The method of preventing the pandemic’s spread was about the same: distancing, separating the sick from healthy people and treating the sick. COVID-19 is also handled by the standard method of quarantine (plus mask wearing, testing and tracing). Later, with vaccination, polio and smallpox gradually vanished. Edward Jenner introduced the vaccine in 1796.

We also deal with COVID-19 in the same way. Progress in science and technology had accelerated disease-handling methods. COVID-19 vaccines were developed within less than a year. Margaret Keenan, 91, was the first person to get a Pfizer vaccine shot in Britain on 8 December 2020. Now, hundreds of millions of people have been vaccinated in the last eight months.

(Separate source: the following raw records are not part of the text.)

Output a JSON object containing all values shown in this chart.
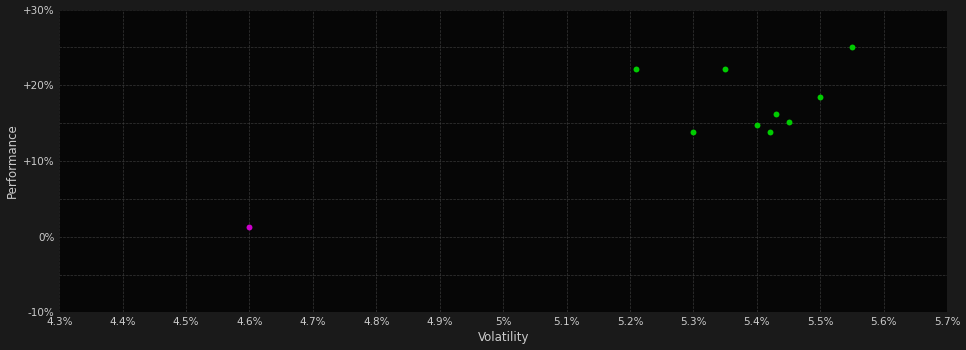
{
  "background_color": "#1a1a1a",
  "plot_bg_color": "#060606",
  "grid_color": "#444444",
  "text_color": "#cccccc",
  "xlabel": "Volatility",
  "ylabel": "Performance",
  "xlim": [
    0.043,
    0.057
  ],
  "ylim": [
    -0.1,
    0.3
  ],
  "xticks": [
    0.043,
    0.044,
    0.045,
    0.046,
    0.047,
    0.048,
    0.049,
    0.05,
    0.051,
    0.052,
    0.053,
    0.054,
    0.055,
    0.056,
    0.057
  ],
  "yticks": [
    -0.1,
    0.0,
    0.1,
    0.2,
    0.3
  ],
  "ytick_extra": [
    -0.05,
    0.05,
    0.15,
    0.25
  ],
  "green_points": [
    [
      0.0521,
      0.222
    ],
    [
      0.053,
      0.138
    ],
    [
      0.0535,
      0.222
    ],
    [
      0.054,
      0.148
    ],
    [
      0.0542,
      0.138
    ],
    [
      0.0543,
      0.162
    ],
    [
      0.0545,
      0.152
    ],
    [
      0.055,
      0.185
    ],
    [
      0.0555,
      0.25
    ]
  ],
  "magenta_points": [
    [
      0.046,
      0.013
    ]
  ],
  "green_color": "#00cc00",
  "magenta_color": "#cc00cc",
  "point_size": 18,
  "figsize": [
    9.66,
    3.5
  ],
  "dpi": 100
}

Several experts in New Zealand are studying and comparing the handling of the polio epidemic and COVID-19 pandemic by using the three-point evaluation system for 17 variables of elimination, such as vaccine supply, duration of immunity, public health behavior and infection control management. By examining the various variables, they found that COVID-19 has 28 points and polio 26 points of the total of 51.

This means that the entire handling of the COVID-19 pandemic is only slightly higher, so our methods are not far different from the handling of the polio epidemic some decades ago.

The constraints on COVID-19 eradication are indeed highly varied in across countries and regions. There are those involving narrations (like distrusting vaccination and believing hoaxes even more), minimum health service capacity, limited budgets and a lack of trust in the government. The last point affects many countries, both advanced and less developed.

In the United States, the public had no trust in the government of former president Donald Trump, which openly trivialized the pandemic, finally ending in Trump’s reelection failure. In a different degree and scale, this also happened in Indonesia, especially in the early pandemic period. Health officials gave the impression of underestimating the virus and responding slowly, which was later worsened by the embezzlement of social aid for pandemic victims.

For the restoration of trust, the time has come to more calmly draw up a road map for living in coexistence with the virus. Steps to strengthen the handling of the pandemic should first be determined by prioritizing the aspect of health. The curve of cases and deaths should seriously be flattened according to the World Health Organization’s guidance.

Complete vaccination should be intensified so as to adequately lead to herd immunity. For the moment, crowd-based economic priority should be avoided as it has the risk of worsening the pandemic — unless we are increasingly insensitive to the COVID-19 incidence and the mortality rate still showing high figures.

Djoko Santoso
Professor of medicine, Airlangga University
chairman of the Health Agency, Indonesian Ulema Council of East Java
survivor of COVID-19

This article was translated by Aris Prawira.